Voice Development Models: A Journey Begins

During the past three years, I had product management responsibilities for products which covered the spectrum from hardware-centered to software-centered development.  In telecom, there’s been an evolution in development models as solution providers have taken a series of steps to gradually move away from hardware.  However, like many technical trends, there is a long tail as the older technology goes away only gradually.  In this post and others to follow, I’ll review models for voice applications at a high level and consider some steps along the way which have led to the software-oriented nirvana sought by many solution providers.

In the Nineties, voice development was often done with PCs at the center and embedded board hardware was an important component. The CPUs of the PCs ranged from models like the 386 on up to Pentium. Voice applications entailed lots of media processing, so voice boards with lots of Digital Signal Processors (DSPs) were critical to get scalable applications.  The DSPs did all of the heavy lifting for the media and the CPU of the PC was freed up to support the application side for solutions such as call centers, interactive voice retrieval and fax on demand.  Many of the applications developed during this time are still being used, though the actual PCs or servers may have been replaced and there may also have been some upgrades on the voice board hardware. Nonetheless, thousands of voice boards are still being sold to support these applications. On the software side, there were efforts to create industry standard Application Program Interfaces (APIs) such as S.100 from the Enterprise Computer Telephony Forum (ECTF) and T.611 from the International Telecommunications Union, but most of the boards were controlled using private APIs supplied by the board vendors.

In the model above, the boards and applications were all designed to work over the circuit-switched telephone network, which ranged from analog services (POTS or Plain Old Telephone Service) to digital approaches which began with the Integrated Systems Digital Network (ISDN) and continued with the Signaling System 7 (SS7) network overlay.  The phone companies worldwide assumed that these circuit-switched networks with Time-Division Multiplexing (TDM) and the related seven layer Open Systems Interconnect (OSI) models would be the focus going forward, replacing analog networks, and would perhaps be supplemented by new OSI stacks such as the Asynchronous Transport Method (ATM).

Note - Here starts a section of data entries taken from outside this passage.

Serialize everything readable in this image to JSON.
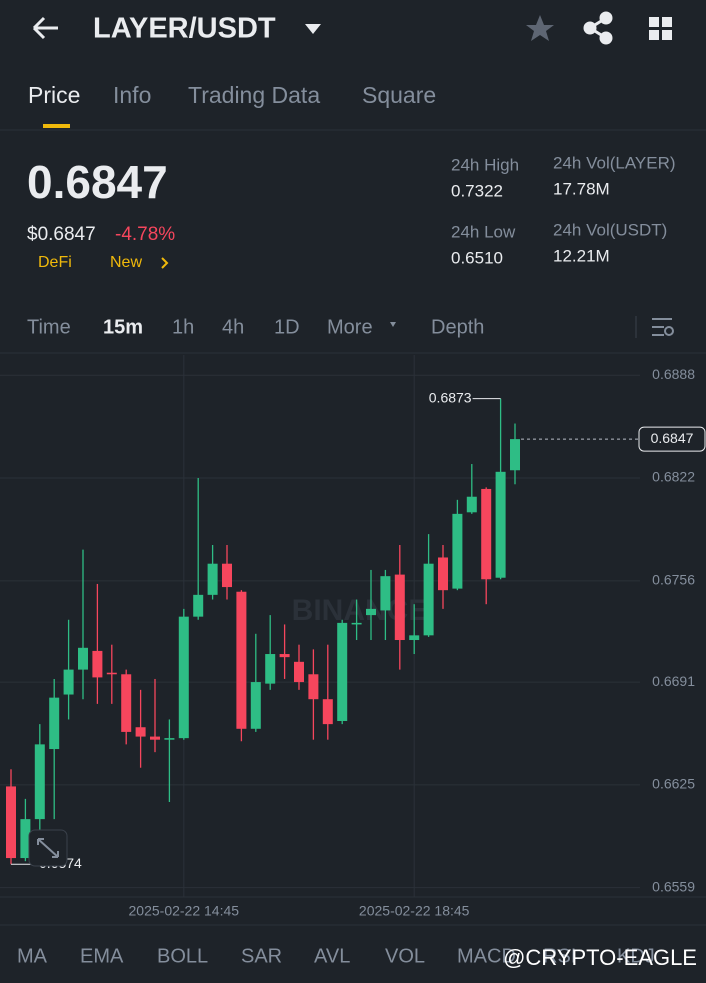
{
  "header": {
    "title": "LAYER/USDT"
  },
  "tabs": [
    "Price",
    "Info",
    "Trading Data",
    "Square"
  ],
  "summary": {
    "price": "0.6847",
    "usd_price": "$0.6847",
    "change": "-4.78%",
    "tags": [
      "DeFi",
      "New"
    ]
  },
  "stats": [
    {
      "label": "24h High",
      "value": "0.7322"
    },
    {
      "label": "24h Vol(LAYER)",
      "value": "17.78M"
    },
    {
      "label": "24h Low",
      "value": "0.6510"
    },
    {
      "label": "24h Vol(USDT)",
      "value": "12.21M"
    }
  ],
  "timeframes": [
    "Time",
    "15m",
    "1h",
    "4h",
    "1D",
    "More",
    "Depth"
  ],
  "indicators": [
    "MA",
    "EMA",
    "BOLL",
    "SAR",
    "AVL",
    "VOL",
    "MACD",
    "RSI",
    "KDJ"
  ],
  "watermark": "@CRYPTO-EAGLE",
  "chart_data": {
    "type": "candlestick",
    "watermark": "BINANCE",
    "categories": [
      null,
      null,
      null,
      null,
      null,
      null,
      null,
      null,
      null,
      null,
      null,
      null,
      "2025-02-22 14:45",
      null,
      null,
      null,
      null,
      null,
      null,
      null,
      null,
      null,
      null,
      null,
      null,
      null,
      null,
      null,
      "2025-02-22 18:45",
      null,
      null,
      null,
      null,
      null,
      null,
      null
    ],
    "open": [
      0.6624,
      0.6578,
      0.6603,
      0.6648,
      0.6683,
      0.6699,
      0.6711,
      0.6697,
      0.6696,
      0.6662,
      0.6656,
      0.6654,
      0.6655,
      0.6733,
      0.6747,
      0.6767,
      0.6749,
      0.6661,
      0.669,
      0.6709,
      0.6704,
      0.6696,
      0.668,
      0.6666,
      0.6728,
      0.6734,
      0.6737,
      0.676,
      0.6718,
      0.6721,
      0.6771,
      0.6751,
      0.68,
      0.6815,
      0.6758,
      0.6827
    ],
    "high": [
      0.6635,
      0.6616,
      0.6664,
      0.6693,
      0.6731,
      0.6776,
      0.6754,
      0.6715,
      0.6699,
      0.6686,
      0.6693,
      0.6667,
      0.6738,
      0.6822,
      0.6779,
      0.6779,
      0.675,
      0.6722,
      0.6734,
      0.6728,
      0.6715,
      0.6712,
      0.6715,
      0.6731,
      0.6744,
      0.6763,
      0.6763,
      0.6779,
      0.6741,
      0.6786,
      0.6779,
      0.6808,
      0.6831,
      0.6816,
      0.6873,
      0.6857
    ],
    "low": [
      0.6574,
      0.6576,
      0.6596,
      0.6603,
      0.6667,
      0.668,
      0.6677,
      0.6677,
      0.6651,
      0.6636,
      0.6646,
      0.6614,
      0.6654,
      0.6731,
      0.6744,
      0.6744,
      0.6653,
      0.6659,
      0.6686,
      0.6693,
      0.6686,
      0.6654,
      0.6654,
      0.6664,
      0.6718,
      0.6718,
      0.6718,
      0.6699,
      0.6709,
      0.672,
      0.6738,
      0.675,
      0.6799,
      0.6741,
      0.6757,
      0.6818
    ],
    "close": [
      0.6578,
      0.6603,
      0.6651,
      0.6681,
      0.6699,
      0.6713,
      0.6694,
      0.6696,
      0.6659,
      0.6656,
      0.6654,
      0.6655,
      0.6733,
      0.6747,
      0.6767,
      0.6752,
      0.6661,
      0.6691,
      0.6709,
      0.6707,
      0.6691,
      0.668,
      0.6664,
      0.6729,
      0.6729,
      0.6738,
      0.6759,
      0.6718,
      0.6721,
      0.6767,
      0.675,
      0.6799,
      0.681,
      0.6757,
      0.6826,
      0.6847
    ],
    "up_color": "#2ebd85",
    "down_color": "#f6465d",
    "ylim": [
      0.6553,
      0.6901
    ],
    "yticks": [
      0.6559,
      0.6625,
      0.6691,
      0.6756,
      0.6822,
      0.6888
    ],
    "grid": true
  }
}
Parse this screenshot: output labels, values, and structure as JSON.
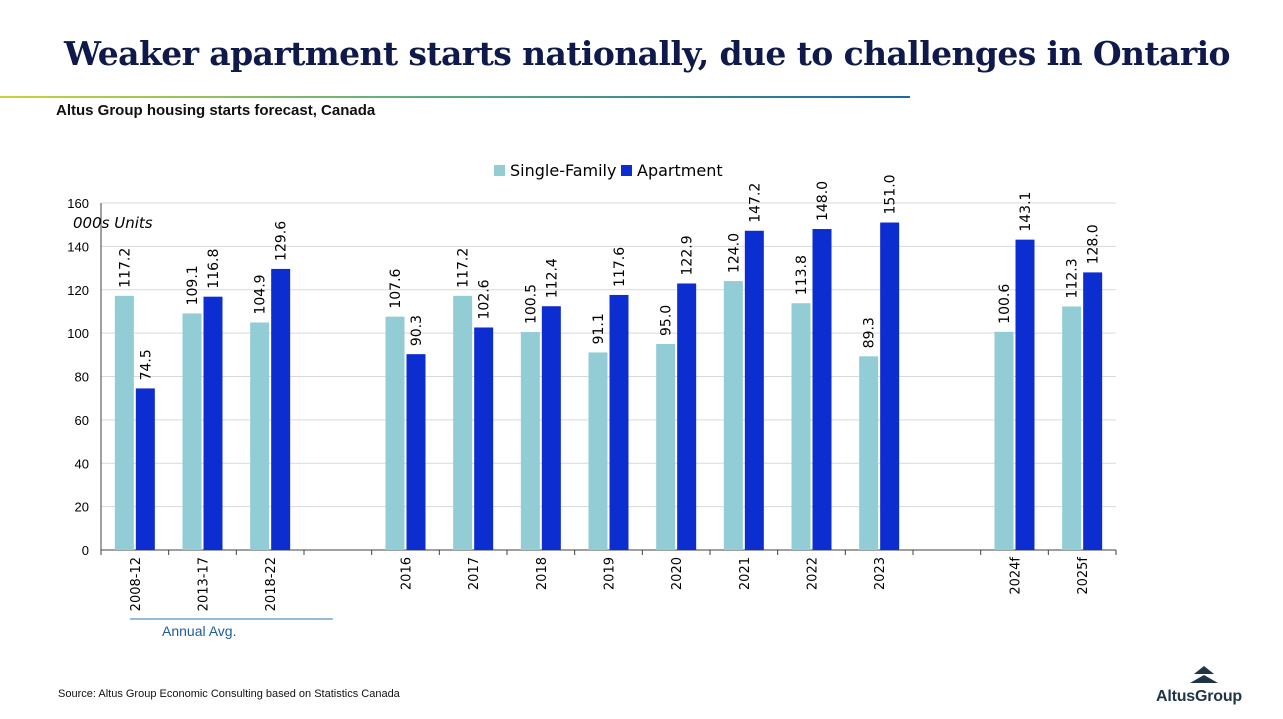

But a revolution had already begun as alternative flatter telecom stacks based on the upstart Internet Protocol  (IP) protocols were being used both for existing applications such as email and new applications like the Worldwide Web. In the telecom industry, a few companies began to explore running voice over IP networks, thus creating a new Voice over IP (VoIP) technical and business model for phone networks.  In the early days (from the late Nineties to the early 2000s), VoIP was mainly used to bypass existing long distance networks to reduce long distance charges, but the range of applications for IP soon began to expand.

At first, this looked like a great opportunity for the voice board manufacturers.  Now, they could add IP support to their boards or potentially just give software developers access to Ethernet ports on PC. An important new board category was created: the media gateway. These early media gateway boards allowed developers to use the existing circuit networks for most of their connections, but also tap into new IP networks where they existed.  Continuing on the same API trends, board vendors extended their private APIs to support IP in addition to TDM.  So now solution developers could run their solutions over both existing TDM and new IP networks, using these new hybrid boards which often could support voice, fax and tones.